Il fallut moins de dix minutes.
Le détective revint avec son téléphone.
« Gregory Keller. Cinquante-deux ans. »
Photo.
Je ne le connaissais pas.
« Et Nathan Keller. Quarante-quatre ans. »
Deuxième photo.
Mon cœur s’arrêta.
Je connaissais cet homme.
« Non. »
« Vous le reconnaissez ? »
Je pris le téléphone.
Nathan.
Cheveux plus courts maintenant.
Plus vieux.
Mais c’était lui.
« Il travaillait avec Sarah. »
« Quand ? »
« Il y a environ sept ans. »
Avant la naissance de Lily.
Je regardai ma nièce.
Même yeux.
Même forme du menton.
Comment avais-je pu ne jamais le voir ?
« Nathan est son père. »
Le détective ne confirma rien.
Mais nous le savions tous.
« Pourquoi cela expliquerait-il les prélèvements ? »

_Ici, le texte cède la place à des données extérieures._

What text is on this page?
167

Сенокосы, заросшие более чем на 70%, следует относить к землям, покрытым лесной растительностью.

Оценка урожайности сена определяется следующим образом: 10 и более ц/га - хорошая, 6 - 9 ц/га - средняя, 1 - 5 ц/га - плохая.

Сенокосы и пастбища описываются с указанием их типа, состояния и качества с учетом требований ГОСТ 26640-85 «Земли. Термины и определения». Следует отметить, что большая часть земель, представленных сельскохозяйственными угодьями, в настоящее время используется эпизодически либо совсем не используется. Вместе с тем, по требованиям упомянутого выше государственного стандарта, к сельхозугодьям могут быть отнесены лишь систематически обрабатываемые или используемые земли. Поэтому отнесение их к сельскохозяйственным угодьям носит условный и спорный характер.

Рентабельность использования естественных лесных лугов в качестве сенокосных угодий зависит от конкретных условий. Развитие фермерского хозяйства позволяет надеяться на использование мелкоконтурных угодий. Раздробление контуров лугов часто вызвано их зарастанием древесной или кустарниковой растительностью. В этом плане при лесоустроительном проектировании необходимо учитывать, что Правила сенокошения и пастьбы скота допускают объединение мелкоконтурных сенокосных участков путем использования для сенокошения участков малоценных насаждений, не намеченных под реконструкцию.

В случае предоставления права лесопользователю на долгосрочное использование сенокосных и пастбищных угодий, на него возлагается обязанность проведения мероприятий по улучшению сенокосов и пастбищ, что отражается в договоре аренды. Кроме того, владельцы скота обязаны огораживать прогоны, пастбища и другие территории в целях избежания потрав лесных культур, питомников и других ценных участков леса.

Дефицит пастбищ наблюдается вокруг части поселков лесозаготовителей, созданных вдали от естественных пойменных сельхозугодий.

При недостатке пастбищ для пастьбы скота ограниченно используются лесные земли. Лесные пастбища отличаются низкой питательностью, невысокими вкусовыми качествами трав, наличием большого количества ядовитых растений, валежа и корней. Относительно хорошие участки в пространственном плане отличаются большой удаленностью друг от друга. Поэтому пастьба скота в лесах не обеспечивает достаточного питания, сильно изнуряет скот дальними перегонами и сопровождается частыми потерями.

Il consulta les informations.
Puis son expression changea.
« Nathan Keller est mort il y a trois ans. »
Je sentis un frisson.
« De quoi ? »
« Une maladie rare. »
Le Dr Patel se rapprocha.
« Laquelle ? »
Il lui montra l’écran.
Elle lut.
Puis elle releva lentement les yeux vers Lily.
« Quoi ? » demandai-je.
Personne ne répondit immédiatement.
« Docteur, qu’est-ce que c’est ? »
Elle choisit ses mots.
« Une affection génétique extrêmement inhabituelle. »
« Lily l’a ? »
« Nous n’en savons rien. »
« Alors pourquoi Greg lui prélèverait-il du sang et des tissus ? »

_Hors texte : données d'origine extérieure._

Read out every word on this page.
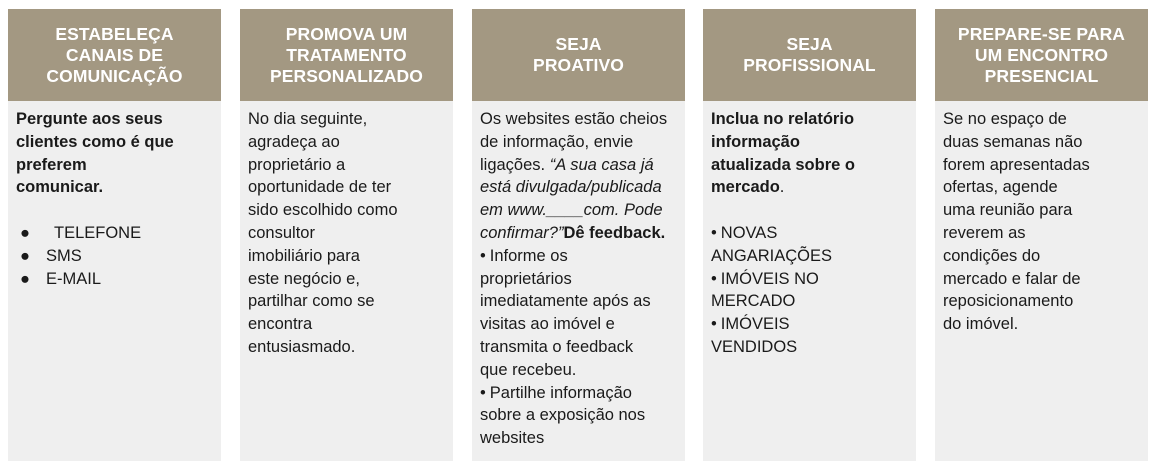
ESTABELEÇA
CANAIS DE
COMUNICAÇÃO

Pergunte aos seus
clientes como é que
preferem
comunicar.

● TELEFONE
● SMS
● E-MAIL
PROMOVA UM
TRATAMENTO
PERSONALIZADO

No dia seguinte,
agradeça ao
proprietário a
oportunidade de ter
sido escolhido como
consultor
imobiliário para
este negócio e,
partilhar como se
encontra
entusiasmado.

SEJA
PROATIVO

Os websites estão cheios
de informação, envie
ligações. “A sua casa já
está divulgada/publicada
em www.____com. Pode
confirmar?”Dê feedback.

• Informe os
proprietários
imediatamente após as
visitas ao imóvel e
transmita o feedback
que recebeu.
• Partilhe informação
sobre a exposição nos
websites
SEJA
PROFISSIONAL

Inclua no relatório
informação
atualizada sobre o
mercado.

• NOVAS
ANGARIAÇÕES
• IMÓVEIS NO
MERCADO
• IMÓVEIS
VENDIDOS
PREPARE-SE PARA
UM ENCONTRO
PRESENCIAL

Se no espaço de
duas semanas não
forem apresentadas
ofertas, agende
uma reunião para
reverem as
condições do
mercado e falar de
reposicionamento
do imóvel.
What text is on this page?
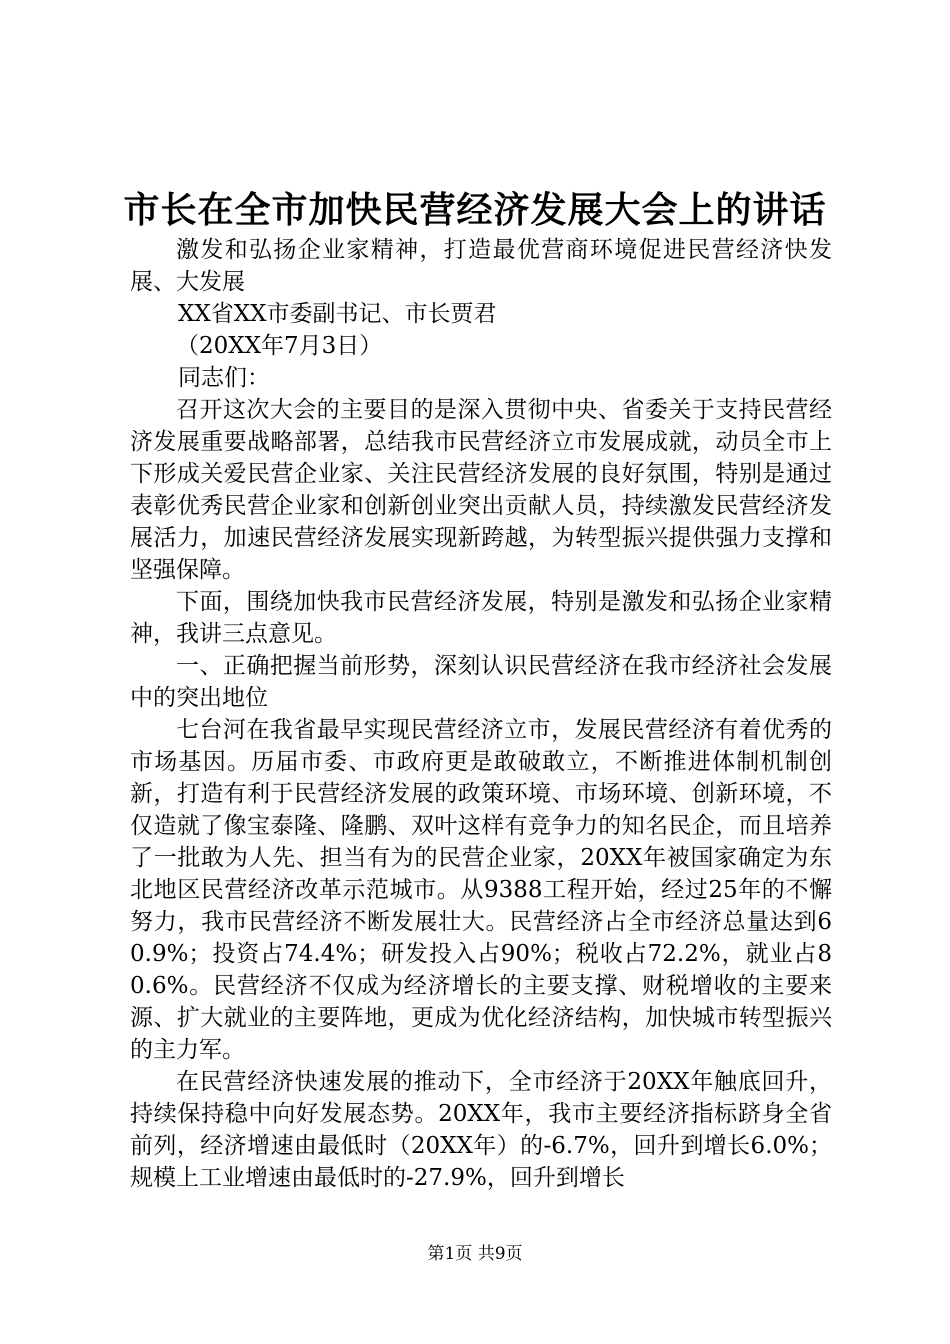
市长在全市加快民营经济发展大会上的讲话

激发和弘扬企业家精神，打造最优营商环境促进民营经济快发展、大发展

XX省XX市委副书记、市长贾君

（20XX年7月3日）

同志们：

召开这次大会的主要目的是深入贯彻中央、省委关于支持民营经济发展重要战略部署，总结我市民营经济立市发展成就，动员全市上下形成关爱民营企业家、关注民营经济发展的良好氛围，特别是通过表彰优秀民营企业家和创新创业突出贡献人员，持续激发民营经济发展活力，加速民营经济发展实现新跨越，为转型振兴提供强力支撑和坚强保障。

下面，围绕加快我市民营经济发展，特别是激发和弘扬企业家精神，我讲三点意见。

一、正确把握当前形势，深刻认识民营经济在我市经济社会发展中的突出地位

七台河在我省最早实现民营经济立市，发展民营经济有着优秀的市场基因。历届市委、市政府更是敢破敢立，不断推进体制机制创新，打造有利于民营经济发展的政策环境、市场环境、创新环境，不仅造就了像宝泰隆、隆鹏、双叶这样有竞争力的知名民企，而且培养了一批敢为人先、担当有为的民营企业家，20XX年被国家确定为东北地区民营经济改革示范城市。从9388工程开始，经过25年的不懈努力，我市民营经济不断发展壮大。民营经济占全市经济总量达到60.9%；投资占74.4%；研发投入占90%；税收占72.2%，就业占80.6%。民营经济不仅成为经济增长的主要支撑、财税增收的主要来源、扩大就业的主要阵地，更成为优化经济结构，加快城市转型振兴的主力军。

在民营经济快速发展的推动下，全市经济于20XX年触底回升，持续保持稳中向好发展态势。20XX年，我市主要经济指标跻身全省前列，经济增速由最低时（20XX年）的-6.7%，回升到增长6.0%；规模上工业增速由最低时的-27.9%，回升到增长

第1页 共9页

Le détective regarda les informations sur Nathan.
Puis il murmura :
« Peut-être qu’il ne cherchait pas à savoir si elle était malade. »
« Alors quoi ? »
Le Dr Patel comprit avant moi.
« Peut-être qu’il cherchait ce qu’elle avait hérité de son père. »
Mon estomac se noua.
À cet instant, le téléphone du détective sonna.
Il répondit.
« Oui. »
Il écouta.
Son visage changea.
« Vous êtes certains ? »
Silence.
« D’accord. Personne n’entre avant notre arrivée. »
Il raccrocha.
« Quoi ? »
Il me regarda.
« Nous avons trouvé la propriété de Gregory Keller. »
« Sarah est là ? »
« Nous ne savons pas encore. »
« Et le cabinet dans la maison ? »
« Il y a effectivement une structure médicale aménagée sur place. »

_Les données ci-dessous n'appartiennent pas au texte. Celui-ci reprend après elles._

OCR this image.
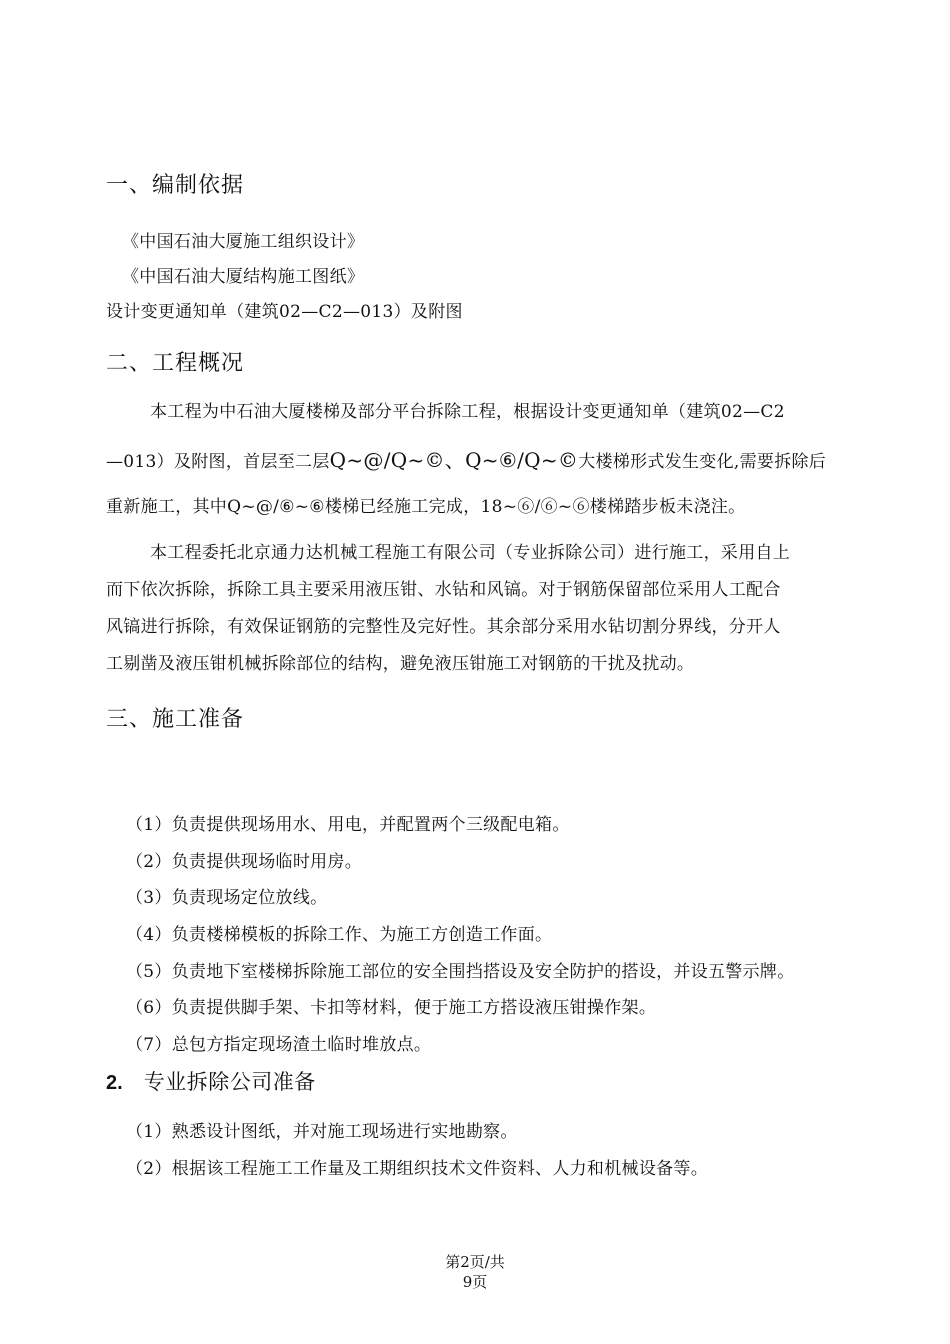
一、编制依据
《中国石油大厦施工组织设计》
《中国石油大厦结构施工图纸》
设计变更通知单（建筑02—C2—013）及附图
二、工程概况
本工程为中石油大厦楼梯及部分平台拆除工程，根据设计变更通知单（建筑02—C2
—013）及附图，首层至二层Q~@/Q~©、Q~⑥/Q~©大楼梯形式发生变化,需要拆除后
重新施工，其中Q~@/⑥~⑥楼梯已经施工完成，18~⑥/⑥~⑥楼梯踏步板未浇注。
本工程委托北京通力达机械工程施工有限公司（专业拆除公司）进行施工，采用自上
而下依次拆除，拆除工具主要采用液压钳、水钻和风镐。对于钢筋保留部位采用人工配合
风镐进行拆除，有效保证钢筋的完整性及完好性。其余部分采用水钻切割分界线，分开人
工剔凿及液压钳机械拆除部位的结构，避免液压钳施工对钢筋的干扰及扰动。
三、施工准备
（1）负责提供现场用水、用电，并配置两个三级配电箱。
（2）负责提供现场临时用房。
（3）负责现场定位放线。
（4）负责楼梯模板的拆除工作、为施工方创造工作面。
（5）负责地下室楼梯拆除施工部位的安全围挡搭设及安全防护的搭设，并设五警示牌。
（6）负责提供脚手架、卡扣等材料，便于施工方搭设液压钳操作架。
（7）总包方指定现场渣土临时堆放点。
2. 专业拆除公司准备
（1）熟悉设计图纸，并对施工现场进行实地勘察。
（2）根据该工程施工工作量及工期组织技术文件资料、人力和机械设备等。
第2页/共
9页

Je sentis mes jambes faiblir.
« Vous allez chercher ma sœur ? »
« Une équipe y va. »
Puis il ajouta :
« Mais il y a autre chose. »
Je n’aimais déjà pas ces mots.
« Quoi ? »
« D’après les informations que nous venons d’obtenir, Gregory Keller n’est pas médecin. »
Je regardai le Dr Patel.
« Alors pourquoi Lily l’appelait docteur ? »
Personne ne répondit.
Une heure plus tard, le détective revint.
Cette fois, il ne s’assit pas.
« Sarah est vivante. »
Je portai immédiatement une main à ma bouche.
« Où ? »
« Ils l’ont trouvée sur la propriété. »
« Est-ce qu’elle va bien ? »
« Elle est en route vers un autre hôpital. »
Je fermai les yeux.
« Et Greg ? »
« Il n’était pas là. »
Mon soulagement disparut.
« Vous ne l’avez pas trouvé ? »
« Non. »
Je regardai instinctivement la porte.
Le détective le remarqua.
« La sécurité de l’hôpital est prévenue. »
Puis son téléphone vibra.
Il regarda l’écran.
Son visage se figea.
« Quoi encore ? »
Il ne répondit pas.
« Qu’est-ce qu’ils ont trouvé ? »
Il releva les yeux vers moi.
« Un sous-sol. »
Le Dr Patel se rapprocha.
« Avec quoi ? »
« Des dossiers. Du matériel médical. Des échantillons conservés. »
Il s’interrompit.
« Et des photographies. »
« De Lily ? »
« Oui. »
Je sentis la nausée monter.
« Combien ? »
Il me regarda.
« Certaines remontent à sa naissance. »
Je cessai de respirer.
Sarah ne connaissait donc pas Greg depuis quelques mois.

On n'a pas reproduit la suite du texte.